Moi, mon intérêt, ça serait de savoir à quoi elles servent […] A mon avis, elles sont juste là pour justifier un travail, mais on ne tient pas compte des statistiques que l’on fait pour dire « tiens, dans un quartier, il y a un problème, on pourrait peut-être y penser » il n’y a pas, à mon avis… peut- être au niveau plus.. plus, au niveau judiciaire, pas à notre niveau (PL-9- ssoffsup)

Le service dédié à l’analyse des informations93 n’est pas le seul à bénéficier des informations collectées et vérifiées par les policiers de proximité. En effet, les policiers de proximité réalisent eux aussi cette étape d’analyse pour les affaires qu’ils ont à traiter. Cette pratique semble être une évidence pour les policiers de proximité qui s’appuient spontanément sur leur intégration au maillage humain :

« On a deux personnes qui le font actuellement mais, pour moi, il y a quelque chose à développer encore là. Le traitement du renseignement est quelque chose de... doit être fait par des spécialistes qui doivent avoir suivi une formation d'analystes, ça c'est clair. Mais bon, on a quelque chose qui est assez solide et il faudra sensibiliser nos personnels à :1) au fait qu'ils sont des agents de proximité, avant d'être des spécialistes 2) qu'ils ont cette mission, cette charge de créer un climat de confiance avec la population et charge aussi d'alimenter ce renseignement. » (PL-6-off)

« Oui, ça permet de faire des croisements : pourquoi est-ce que celui-là… non pas ça, ce n'est pas son genre, ça n'a rien à voir avec ça. Ça va nous permettre de décliquer, alors que d'autres auraient pas décliqué du tout parce qu'ils ne le connaissent pas.

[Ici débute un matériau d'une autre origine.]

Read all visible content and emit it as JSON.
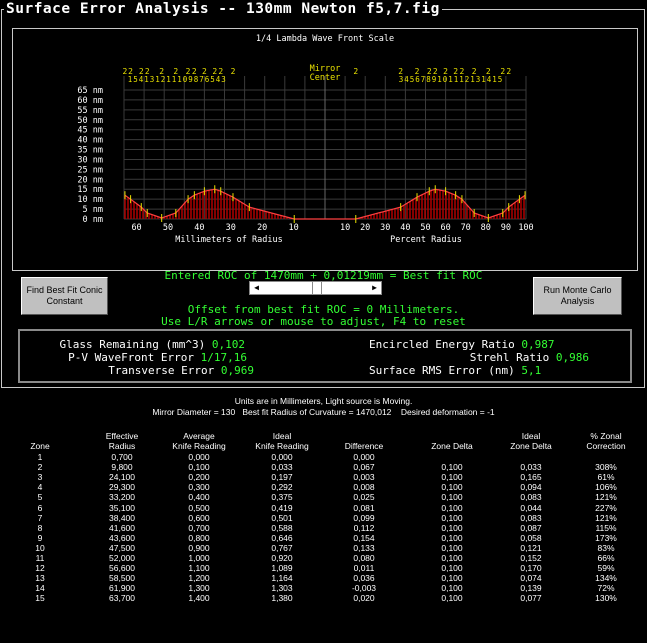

Un moment, ils voulaient tout centraliser, on le voit par exemple avec les CIR, les collègues vont sur place, ils font leur intervention et ils repartent, il n'y a pas… Il y a de la perte d'informations, ça c’est net ! Ça, on s'en est rendu compte, même si on le savait déjà, mais pour différentes raisons, on n’a pas voulu le voir à l'époque et on revient un petit peu à l'idée qu'il faut avoir des gens sur place, pour avoir cette proximité, ce contact avec les gens, avec la population… Parce qu'on travaille quand même avec ça. » (PC-8-ssoffsup)

Une fois que les policiers de proximité ont accès aux statistiques, il leur est possible de mettre en œuvre leur contenu sur le terrain. Cette étape est cruciale, puisque c’est elle qui assure la circulation de l’information.